Sorban, kain panjang yang identik dengan budaya Timur Tengah, kerap kita lihat dikenakan oleh kaum pria. Tak jarang, sorban menjadi bagian dari identitas keagamaan atau budaya tertentu. Namun, bagaimana jika sorban dikenakan oleh perempuan? Apakah boleh? Mari kita telaah lebih dalam.
Sorban: Lebih dari Sekadar Penutup Kepala
Sorban atau serban (keffiyeh) bukan sekadar kain biasa. Awalnya, sorban digunakan oleh masyarakat Timur Tengah sebagai pelindung dari panas matahari dan debu. Bentuknya persegi, dengan corak kotak-kotak khas berwarna hitam dan merah, membuatnya mudah dikenali. Kini, sorban tak hanya berfungsi praktis, tetapi juga menjadi bagian dari fashion dan ekspresi diri.
Hukum Mengenakan Sorban bagi Perempuan: Antara Tujuan dan Batasan
Dalam konteks agama, hukum perempuan mengenakan sorban menjadi perdebatan yang menarik. Jika tujuannya adalah untuk menutup aurat, menggantikan fungsi hijab, maka pemakaian sorban diperbolehkan. Namun, jika tujuan mengenakan sorban adalah untuk menyerupai laki-laki, hukumnya menjadi tidak diperbolehkan atau bahkan haram.
Also Read
Dalil yang sering menjadi rujukan adalah hadis yang diriwayatkan oleh Bukhari, yang menyatakan bahwa Allah melaknat perempuan yang menyerupai laki-laki, dan sebaliknya. Hadis ini menekankan pentingnya memelihara perbedaan identitas gender dalam berpakaian.
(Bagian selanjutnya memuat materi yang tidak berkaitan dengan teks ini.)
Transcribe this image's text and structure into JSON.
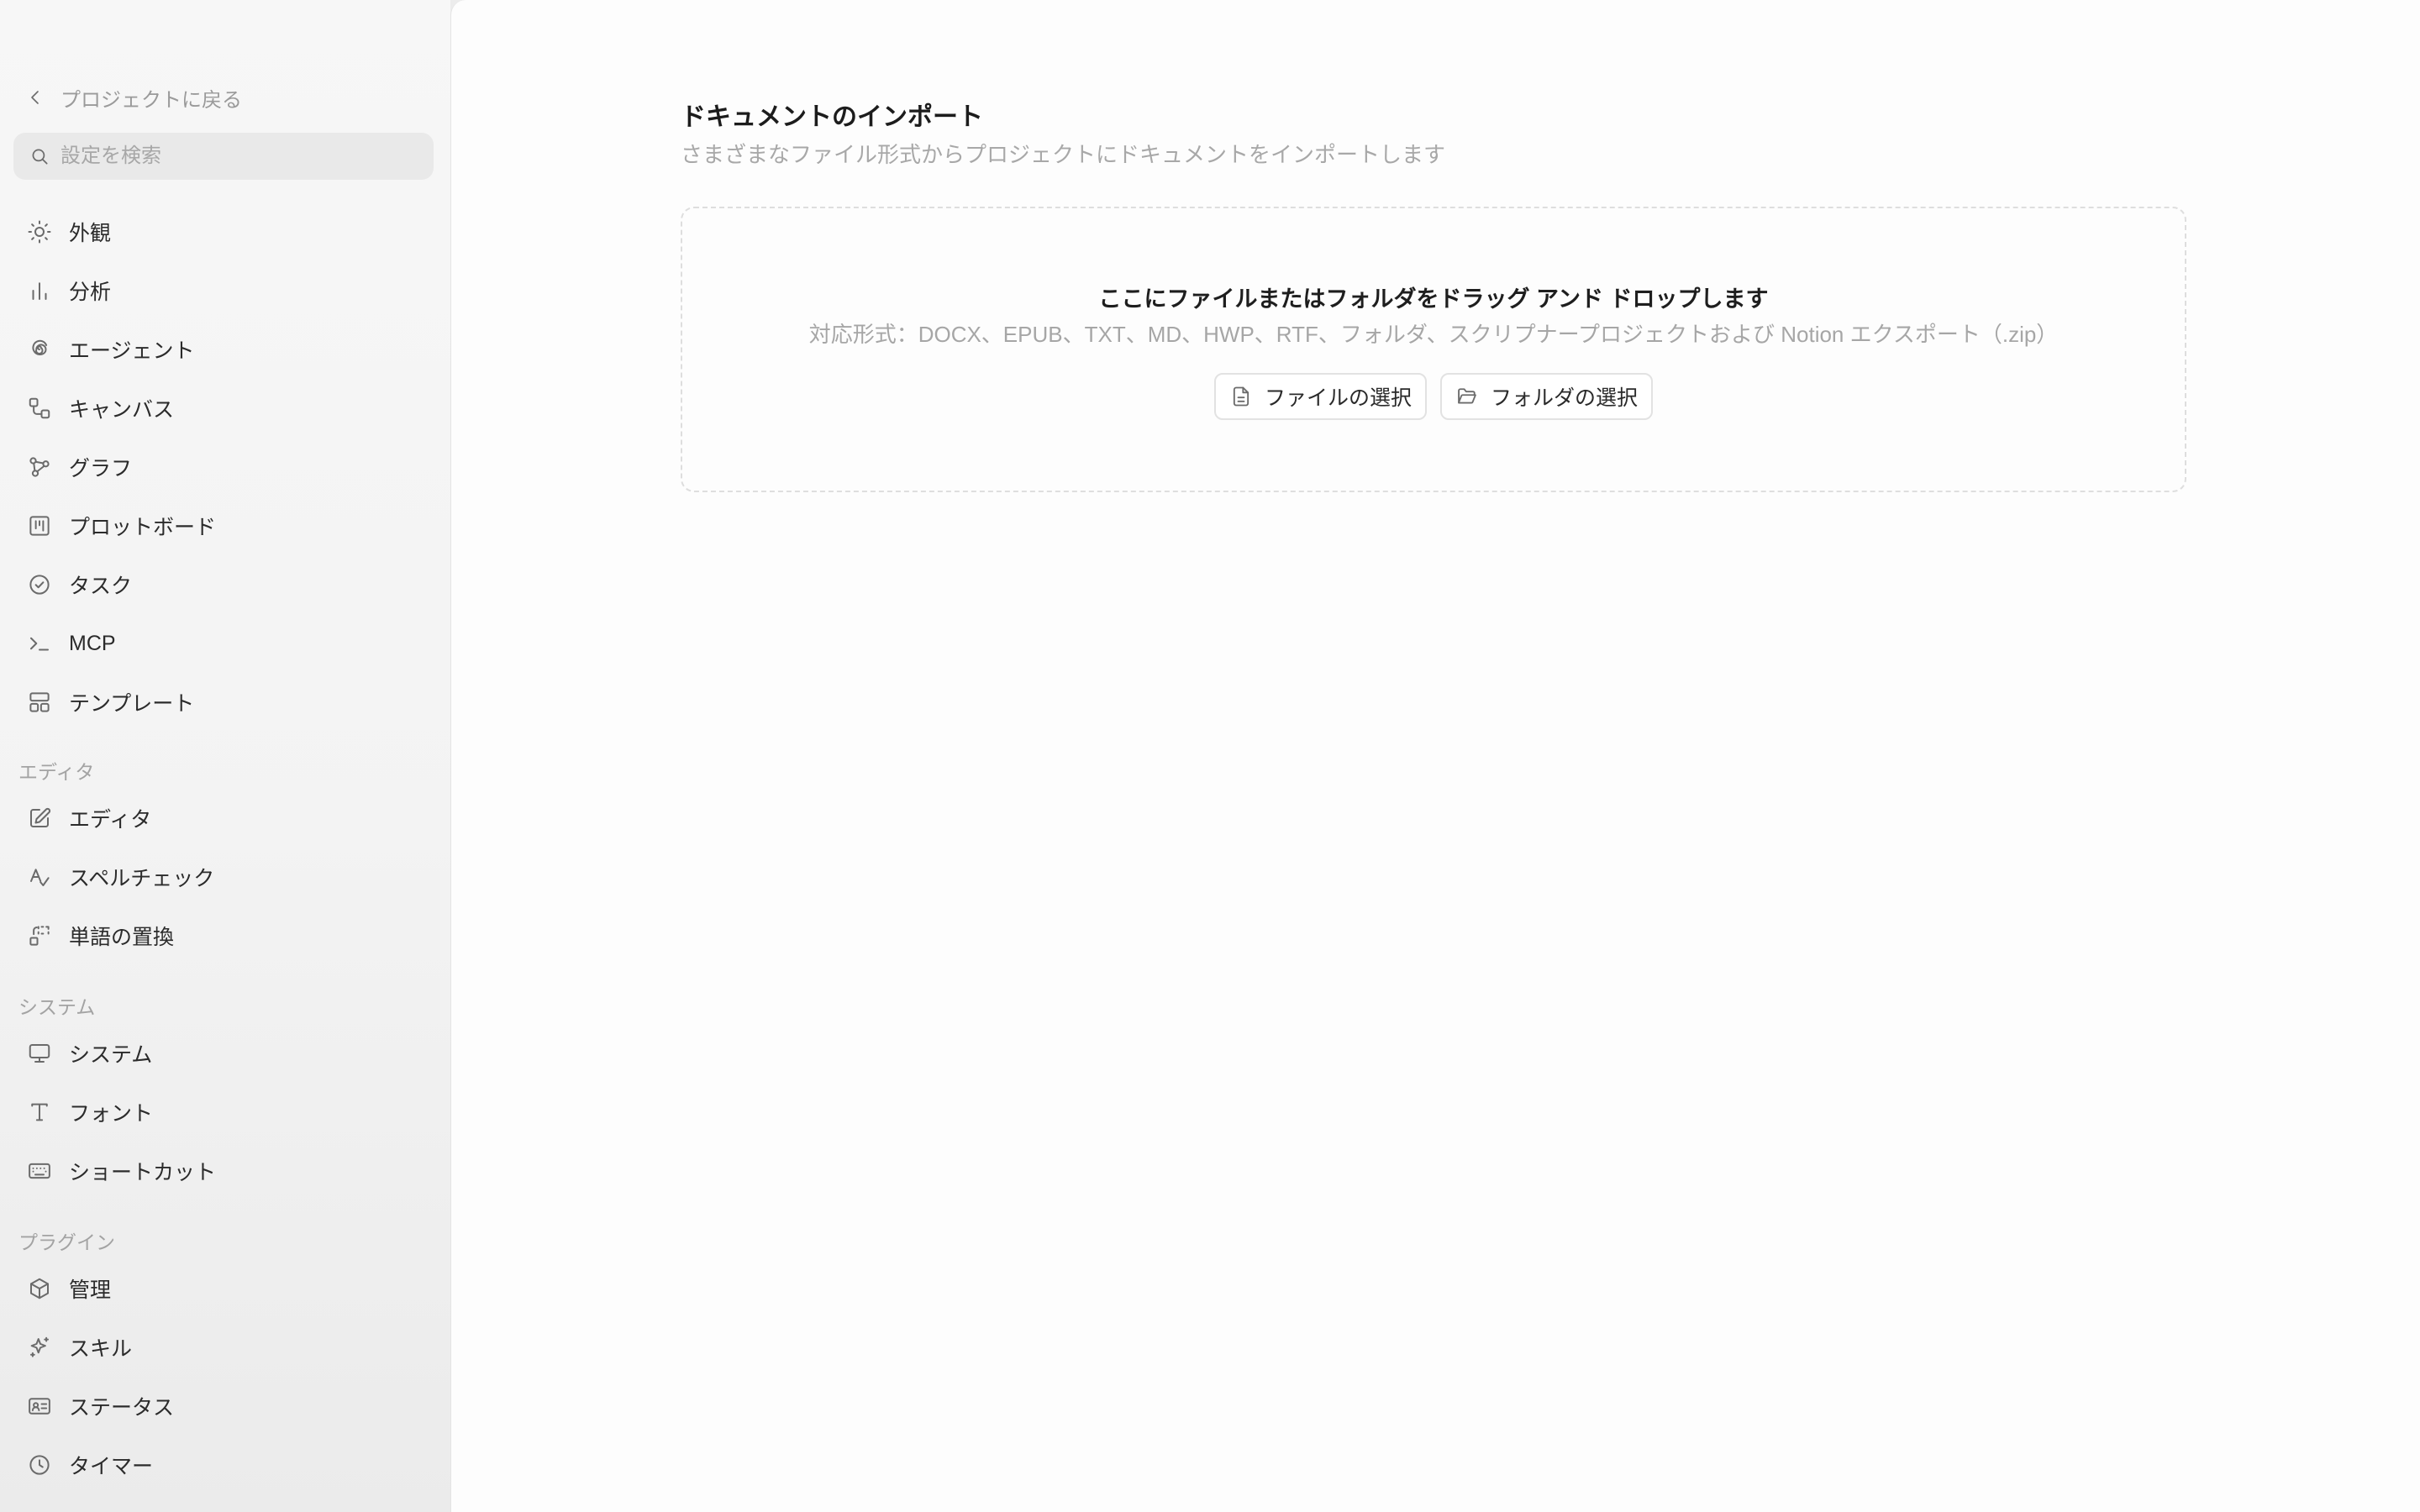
{
  "sidebar": {
    "back_label": "プロジェクトに戻る",
    "search_placeholder": "設定を検索",
    "items": [
      {
        "label": "外観",
        "icon": "sun-icon"
      },
      {
        "label": "分析",
        "icon": "bar-chart-icon"
      },
      {
        "label": "エージェント",
        "icon": "spiral-icon"
      },
      {
        "label": "キャンバス",
        "icon": "canvas-icon"
      },
      {
        "label": "グラフ",
        "icon": "graph-icon"
      },
      {
        "label": "プロットボード",
        "icon": "kanban-icon"
      },
      {
        "label": "タスク",
        "icon": "check-circle-icon"
      },
      {
        "label": "MCP",
        "icon": "terminal-icon"
      },
      {
        "label": "テンプレート",
        "icon": "template-icon"
      }
    ],
    "sections": {
      "editor": {
        "label": "エディタ",
        "items": [
          {
            "label": "エディタ",
            "icon": "edit-icon"
          },
          {
            "label": "スペルチェック",
            "icon": "spellcheck-icon"
          },
          {
            "label": "単語の置換",
            "icon": "replace-icon"
          }
        ]
      },
      "system": {
        "label": "システム",
        "items": [
          {
            "label": "システム",
            "icon": "monitor-icon"
          },
          {
            "label": "フォント",
            "icon": "type-icon"
          },
          {
            "label": "ショートカット",
            "icon": "keyboard-icon"
          }
        ]
      },
      "plugins": {
        "label": "プラグイン",
        "items": [
          {
            "label": "管理",
            "icon": "package-icon"
          },
          {
            "label": "スキル",
            "icon": "sparkle-icon"
          },
          {
            "label": "ステータス",
            "icon": "id-card-icon"
          },
          {
            "label": "タイマー",
            "icon": "clock-icon"
          }
        ]
      }
    }
  },
  "main": {
    "title": "ドキュメントのインポート",
    "subtitle": "さまざまなファイル形式からプロジェクトにドキュメントをインポートします",
    "dropzone": {
      "title": "ここにファイルまたはフォルダをドラッグ アンド ドロップします",
      "formats": "対応形式：DOCX、EPUB、TXT、MD、HWP、RTF、フォルダ、スクリプナープロジェクトおよび Notion エクスポート（.zip）",
      "select_file": "ファイルの選択",
      "select_folder": "フォルダの選択"
    }
  }
}
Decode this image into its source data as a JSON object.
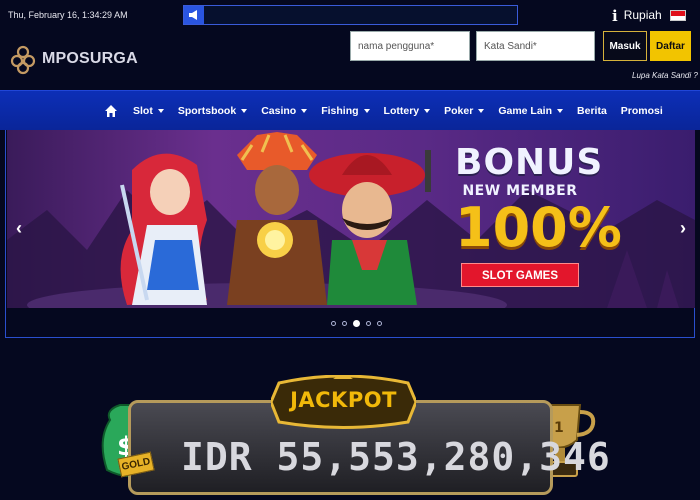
{
  "topbar": {
    "datetime": "Thu, February 16, 1:34:29 AM",
    "currency": "Rupiah",
    "info_icon": "info-icon",
    "speaker_icon": "megaphone-icon"
  },
  "header": {
    "brand": "MPOSURGA",
    "username_placeholder": "nama pengguna*",
    "password_placeholder": "Kata Sandi*",
    "login_label": "Masuk",
    "register_label": "Daftar",
    "forgot_label": "Lupa Kata Sandi ?"
  },
  "nav": {
    "home_icon": "home-icon",
    "items": [
      {
        "label": "Slot",
        "dropdown": true
      },
      {
        "label": "Sportsbook",
        "dropdown": true
      },
      {
        "label": "Casino",
        "dropdown": true
      },
      {
        "label": "Fishing",
        "dropdown": true
      },
      {
        "label": "Lottery",
        "dropdown": true
      },
      {
        "label": "Poker",
        "dropdown": true
      },
      {
        "label": "Game Lain",
        "dropdown": true
      },
      {
        "label": "Berita",
        "dropdown": false
      },
      {
        "label": "Promosi",
        "dropdown": false
      }
    ]
  },
  "banner": {
    "line1": "BONUS",
    "line2": "NEW MEMBER",
    "line3": "100%",
    "cta": "SLOT GAMES",
    "prev": "‹",
    "next": "›",
    "slide_count": 5,
    "active_slide": 3
  },
  "jackpot": {
    "title": "JACKPOT",
    "amount": "IDR 55,553,280,346",
    "tag": "GOLD"
  },
  "colors": {
    "background": "#05081f",
    "nav": "#0c2fb7",
    "accent": "#f2c400",
    "cta": "#e3162c"
  }
}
Batasan antara pakaian laki-laki dan perempuan ini tidak selalu kaku. Dikatakan bahwa batasan tersebut dapat dilihat dari apakah suatu pakaian dikhususkan untuk laki-laki atau perempuan dalam suatu budaya atau tempat tertentu. Jika sorban secara umum dianggap sebagai pakaian laki-laki di suatu daerah, maka perempuan yang mengenakannya dengan tujuan menyerupai laki-laki dapat dianggap melanggar batasan ini.
Sorban Sebagai Ekspresi Fashion: Jalan Tengah yang Perlu Dipertimbangkan
Namun, di era modern ini, sorban tak lagi eksklusif milik laki-laki. Perempuan pun mulai mengadopsi sorban sebagai bagian dari gaya berbusana mereka. Lantas, bagaimana jika sorban dikenakan bukan untuk menyerupai laki-laki, melainkan sebagai fashion statement atau bagian dari ekspresi diri?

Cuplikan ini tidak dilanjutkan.